Bitcoin's ledger is a state machine also
A very simplified state machine of the longest chain. The block solutions are nearly independent events which can be approximated by the Poisson distribution.
One exception is the selfish mining attack where in the longest chain rule is subjected to selfish hiding of the dominate hash power. Yet even this state machine is reasonably simple, just a few simple equations.
Whereas the state of your system is numerous agents and states. It is not yet clear to me this model can be modeled with some simplifying assumptions. Perhaps you can work with your academic researchers to see if they can.
Yet my design maintains the simple state machine of proof-of-work, while removing virtually all the bandwidth scaling restrictions. You say you can't do 100,000 transactions per second microtransactions. I can easily.

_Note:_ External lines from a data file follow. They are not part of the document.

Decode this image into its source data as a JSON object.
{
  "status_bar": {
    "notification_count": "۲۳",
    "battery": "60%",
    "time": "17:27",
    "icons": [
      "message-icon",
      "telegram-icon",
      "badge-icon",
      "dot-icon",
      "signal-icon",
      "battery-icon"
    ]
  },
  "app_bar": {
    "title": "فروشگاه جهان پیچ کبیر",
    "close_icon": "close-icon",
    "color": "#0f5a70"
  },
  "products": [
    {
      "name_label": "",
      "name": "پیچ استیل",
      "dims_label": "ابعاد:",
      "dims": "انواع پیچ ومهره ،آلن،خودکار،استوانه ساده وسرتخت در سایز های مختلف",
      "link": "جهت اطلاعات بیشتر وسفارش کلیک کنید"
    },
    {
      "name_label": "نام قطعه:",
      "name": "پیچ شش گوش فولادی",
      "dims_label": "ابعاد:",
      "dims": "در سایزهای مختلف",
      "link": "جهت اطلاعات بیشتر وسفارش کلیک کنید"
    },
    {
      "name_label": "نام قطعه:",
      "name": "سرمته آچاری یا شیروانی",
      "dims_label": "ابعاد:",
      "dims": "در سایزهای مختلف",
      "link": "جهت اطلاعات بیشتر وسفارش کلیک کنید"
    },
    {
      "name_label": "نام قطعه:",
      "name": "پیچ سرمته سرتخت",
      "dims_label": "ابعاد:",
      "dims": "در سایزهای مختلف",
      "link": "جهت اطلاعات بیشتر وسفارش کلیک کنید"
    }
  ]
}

All these grandiose claims of what you have, that seemingly defy proven limits of information theory, yet not an ounce of information to back it up.
If you have it, show it, if you don't want to show it, send me any binding legal document of your choice that protects you, I'll review it, and if you have what you claim, I'll back you up in any arena for the rest of my life. You could even hash whatever document presents your algorithms and timestamp that in the block chain.
Until then, I would suggest a little restraint, because as you have said to me, until it is peer reviewed you don't have anything. If it is proven to be the case that you don't have what you claim, even for legit reasons or oversights, then you are going to have a severe case of egg on face if you don't apply a little humility.
Also you are mis-quoting me, I said its not possible to do 100,000/s of micro transactions on a block chain, that statement may not apply to other architectures.